New weapon in malaria fight - a better bed net

A mosquito. Researchers are seeking potential ways of killing malaria parasites. FILE PHOTO

What you need to know:

  • Scientists develop a novel bed net incorporating a chemical that blocks insects' natural defence mechanisms
  • In a two-year study involving over 15,000 children in Tanzania, the new net reduced the prevalence of malaria by 44 per cent and 33 per cent in the first and second year
  • The findings were published in The Lancet.

London

A new kind of bed net that blocks mosquitoes’ resistance to a common insecticide provides substantially improved protection against malaria, a major study has found.

Malaria-carrying mosquitoes are rapidly evolving the ability to resist insecticides and the trait is spreading across Africa, putting millions of lives at risk.

To counter the threat, scientists have developed a novel bed net incorporating a chemical called piperonyl butoxide, which blocks the natural defence mechanisms of insects against the standard insecticide pyrethroid.

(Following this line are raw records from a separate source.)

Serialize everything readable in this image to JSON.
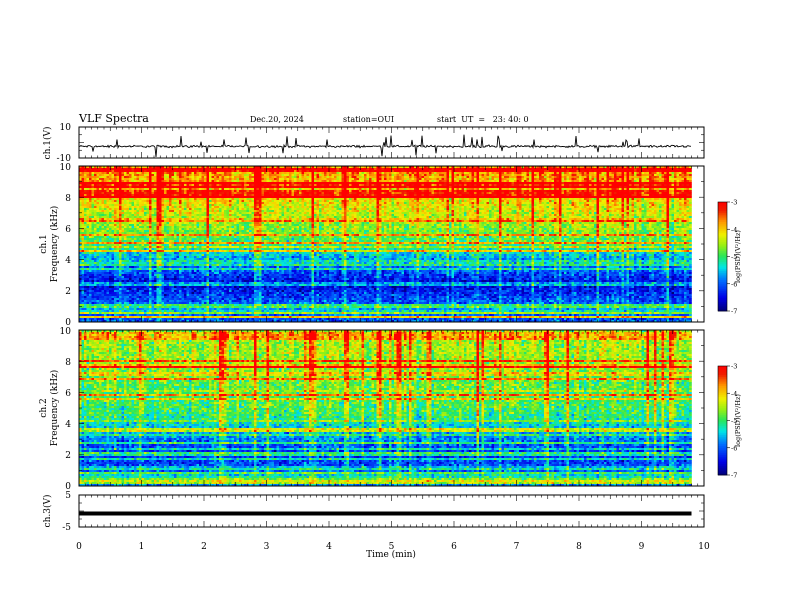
{
  "header": {
    "title": "VLF Spectra",
    "date": "Dec.20, 2024",
    "station": "station=OUI",
    "start_ut": "start  UT  =   23: 40: 0"
  },
  "chart_data": [
    {
      "type": "line",
      "id": "ch1-waveform",
      "ylabel": "ch.1(V)",
      "ylim": [
        -10,
        10
      ],
      "yticks": [
        "10",
        "-10"
      ],
      "xlim": [
        0,
        10
      ],
      "series": [
        {
          "x_range": [
            0,
            9.8
          ],
          "baseline": -2.5,
          "noise_amplitude": 1.2,
          "color": "#000000"
        }
      ]
    },
    {
      "type": "heatmap",
      "id": "ch1-spectrogram",
      "ylabel": "ch.1\nFrequency (kHz)",
      "ylim": [
        0,
        10
      ],
      "yticks": [
        "0",
        "2",
        "4",
        "6",
        "8",
        "10"
      ],
      "xlim": [
        0,
        10
      ],
      "x_data_range": [
        0,
        9.8
      ],
      "profile": [
        [
          0.0,
          -6.0
        ],
        [
          0.4,
          -6.2
        ],
        [
          0.6,
          -5.2
        ],
        [
          1.0,
          -5.9
        ],
        [
          1.5,
          -6.1
        ],
        [
          2.0,
          -6.3
        ],
        [
          2.4,
          -6.6
        ],
        [
          2.8,
          -6.3
        ],
        [
          3.3,
          -6.0
        ],
        [
          3.8,
          -5.8
        ],
        [
          4.3,
          -5.5
        ],
        [
          4.6,
          -5.2
        ],
        [
          5.5,
          -4.8
        ],
        [
          6.5,
          -4.5
        ],
        [
          7.5,
          -4.2
        ],
        [
          8.5,
          -3.9
        ],
        [
          10.0,
          -3.7
        ]
      ],
      "colorbar": {
        "label": "log(PSD)(V²/Hz)",
        "range": [
          -7,
          -3
        ],
        "ticks": [
          "-3",
          "-4",
          "-5",
          "-6",
          "-7"
        ]
      }
    },
    {
      "type": "heatmap",
      "id": "ch2-spectrogram",
      "ylabel": "ch.2\nFrequency (kHz)",
      "ylim": [
        0,
        10
      ],
      "yticks": [
        "0",
        "2",
        "4",
        "6",
        "8",
        "10"
      ],
      "xlim": [
        0,
        10
      ],
      "x_data_range": [
        0,
        9.8
      ],
      "profile": [
        [
          0.0,
          -5.8
        ],
        [
          0.6,
          -5.2
        ],
        [
          1.0,
          -6.0
        ],
        [
          1.8,
          -6.2
        ],
        [
          2.5,
          -6.1
        ],
        [
          3.0,
          -5.8
        ],
        [
          3.5,
          -5.6
        ],
        [
          4.0,
          -5.3
        ],
        [
          4.6,
          -5.0
        ],
        [
          5.5,
          -4.9
        ],
        [
          6.5,
          -4.8
        ],
        [
          7.5,
          -4.6
        ],
        [
          8.5,
          -4.5
        ],
        [
          10.0,
          -4.5
        ]
      ],
      "colorbar": {
        "label": "log(PSD)(V²/Hz)",
        "range": [
          -7,
          -3
        ],
        "ticks": [
          "-3",
          "-4",
          "-5",
          "-6",
          "-7"
        ]
      }
    },
    {
      "type": "line",
      "id": "ch3-waveform",
      "ylabel": "ch.3(V)",
      "ylim": [
        -5,
        5
      ],
      "yticks": [
        "5",
        "-5"
      ],
      "xlim": [
        0,
        10
      ],
      "xlabel": "Time (min)",
      "xticks": [
        "0",
        "1",
        "2",
        "3",
        "4",
        "5",
        "6",
        "7",
        "8",
        "9",
        "10"
      ],
      "series": [
        {
          "x_range": [
            0,
            9.8
          ],
          "baseline": -0.8,
          "color": "#000000"
        }
      ]
    }
  ]
}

In a two-year study involving more than 15,000 children in Tanzania, the new net reduced the prevalence of malaria by 44 per cent and 33 per cent in the first and second year respectively compared with a net treated only with pyrethroid.

The findings were published in The Lancet.

Promising results with the new nets have already prompted the World Health Organisation (WHO) to recommend their wider use.

One step ahead

“It’s imperative we try to remain one step ahead of insecticide resistance, which threatens to reverse the great gains made in combating malaria,” said Dr Natacha Protopopoff, of the London School of Hygiene and Tropical Medicine, who led the field research.

The use of insecticide-treated bed nets has helped to cut deaths from malaria over the years, but more recently progress against the disease has stalled.

The latest WHO figures show that malaria infected about 216 million people in 2016, up five million from the previous year, and killed 445,000 people, about the same number as in 2015.

The vast majority of deaths were in children under the age of five in the poorest parts of sub-Saharan Africa.